As a matter of fact, Chancellor Cummings-Edwards said it was more than enough, given the circumstances of the case, and the gruesome manner in which the child met her demise.
It was at this point that the judge turned her direction to the autopsy report, which revealed, among other things, that the young school girl sustained a fractured nose and fingernail impressions to the right side of her neck and left jaw. Both lips were bruised and there were two teeth impressions at the top of her tongue and abrasions across her upper back. Additionally, her vagina was bruised and torn and there was evidence of anal penetration as well.
Her throat was also slit and her windpipe was severed.
The judge noted also that Mohamed, Sooklall and Kumar then each took turn raping the young girl.
The cause of her death was given as haemorrhage and shock, due to the severing of blood vessels, and trachea of neck, compounded by blunt trauma to the head.
Having carefully detailed the injuries Julie sustained, Justice Cummings-Edwards noted that not only was the child brutally killed, but she was raped in the same manner as well and she warned that sexual violence will not be condoned.
In her submissions challenging Sooklall’s appeal, state counsel Teshanna James-Lake had said that while there were mitigating factors to be considered by the court on behalf of the unrepresented appellant, these were outweighed by aggravating circumstances.

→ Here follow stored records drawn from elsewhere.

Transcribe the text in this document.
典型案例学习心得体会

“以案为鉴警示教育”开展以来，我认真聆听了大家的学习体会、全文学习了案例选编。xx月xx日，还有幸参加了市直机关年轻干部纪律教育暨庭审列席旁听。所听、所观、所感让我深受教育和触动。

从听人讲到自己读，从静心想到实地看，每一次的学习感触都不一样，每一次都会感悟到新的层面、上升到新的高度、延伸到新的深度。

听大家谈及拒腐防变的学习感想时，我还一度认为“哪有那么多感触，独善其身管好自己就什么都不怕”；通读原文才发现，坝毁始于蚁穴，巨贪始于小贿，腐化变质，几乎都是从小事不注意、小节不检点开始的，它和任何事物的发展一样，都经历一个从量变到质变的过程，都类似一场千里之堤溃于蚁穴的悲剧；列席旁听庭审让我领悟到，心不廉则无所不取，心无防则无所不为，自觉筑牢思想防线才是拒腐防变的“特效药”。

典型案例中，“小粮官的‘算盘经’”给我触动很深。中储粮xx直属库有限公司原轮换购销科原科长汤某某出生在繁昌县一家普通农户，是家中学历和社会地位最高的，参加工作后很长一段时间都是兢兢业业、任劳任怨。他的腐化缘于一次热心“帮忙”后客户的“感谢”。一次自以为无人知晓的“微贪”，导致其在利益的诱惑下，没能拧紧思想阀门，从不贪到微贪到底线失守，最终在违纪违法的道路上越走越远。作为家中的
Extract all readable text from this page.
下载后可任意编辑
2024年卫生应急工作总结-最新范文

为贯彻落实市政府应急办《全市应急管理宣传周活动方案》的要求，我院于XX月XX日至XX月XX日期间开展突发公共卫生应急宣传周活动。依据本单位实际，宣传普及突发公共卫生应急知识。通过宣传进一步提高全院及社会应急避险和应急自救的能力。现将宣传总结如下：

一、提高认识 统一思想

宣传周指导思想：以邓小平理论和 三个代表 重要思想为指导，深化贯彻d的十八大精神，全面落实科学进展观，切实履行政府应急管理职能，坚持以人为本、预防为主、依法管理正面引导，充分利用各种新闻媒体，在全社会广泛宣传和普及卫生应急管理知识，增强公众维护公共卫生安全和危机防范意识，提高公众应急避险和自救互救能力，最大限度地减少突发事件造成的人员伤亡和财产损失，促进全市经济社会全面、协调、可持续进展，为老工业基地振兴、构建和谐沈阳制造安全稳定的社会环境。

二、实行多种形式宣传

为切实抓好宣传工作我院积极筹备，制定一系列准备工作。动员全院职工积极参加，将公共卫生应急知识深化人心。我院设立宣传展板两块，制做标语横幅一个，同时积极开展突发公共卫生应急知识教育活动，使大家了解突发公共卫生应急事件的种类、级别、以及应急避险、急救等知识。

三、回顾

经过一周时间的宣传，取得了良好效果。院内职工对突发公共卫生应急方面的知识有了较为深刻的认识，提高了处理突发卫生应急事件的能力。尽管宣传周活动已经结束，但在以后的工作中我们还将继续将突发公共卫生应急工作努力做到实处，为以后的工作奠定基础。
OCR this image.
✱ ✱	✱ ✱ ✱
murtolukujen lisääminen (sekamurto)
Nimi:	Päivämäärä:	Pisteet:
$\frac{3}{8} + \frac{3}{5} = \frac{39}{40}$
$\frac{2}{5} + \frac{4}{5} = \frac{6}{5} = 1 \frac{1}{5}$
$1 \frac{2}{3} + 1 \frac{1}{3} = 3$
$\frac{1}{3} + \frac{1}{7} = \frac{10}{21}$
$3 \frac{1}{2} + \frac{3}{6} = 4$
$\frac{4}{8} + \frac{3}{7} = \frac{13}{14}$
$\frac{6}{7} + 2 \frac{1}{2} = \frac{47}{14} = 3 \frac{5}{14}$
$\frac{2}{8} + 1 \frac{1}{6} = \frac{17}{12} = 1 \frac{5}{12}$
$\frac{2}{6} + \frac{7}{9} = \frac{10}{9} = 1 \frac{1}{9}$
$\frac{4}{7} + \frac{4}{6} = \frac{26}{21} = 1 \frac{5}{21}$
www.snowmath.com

Counsel asked the court to consider the time the three men invested in planning to rape and murder the young girl, while noting that it was clearly premeditated.
Justice Cummings-Edwards noted that from the evidence, that a knife had been sharpened two days before the brutal slaying. James-Lake also asked the court to take into account, the seriousness and prevalence of such offences being perpetrated in society.
The mitigating factors noted by the state, however, were Sooklall’s age at the time—
18—and the fact that he accepted responsibility for his actions at the first given opportunity, saving the court considerable time in otherwise having to conduct a trial.
The court did, however, deduct two years from the sentence imposed by Justice La Bennett for the time Sooklall was incarcerated, awaiting trial. The Chancellor explained that the law provides for such deduction, but found that it was not granted.
In January of 2007, Sooklall and Mohamed were among a number of prisoners who escaped from the Mazaruni Prison.
Like Sooklall, Mohamed had also pleaded guilty to the lesser charge of manslaughter and was sentenced to 25 years behind bars. Kumar, meanwhile, was convicted by a jury for murder after a trial.
Julie Sooklall, of Wakenaam, had left for school on Monday November 22, and never returned. She was eventually found at a farm at Sans Souci, still dressed in her school uniform, not far from her home.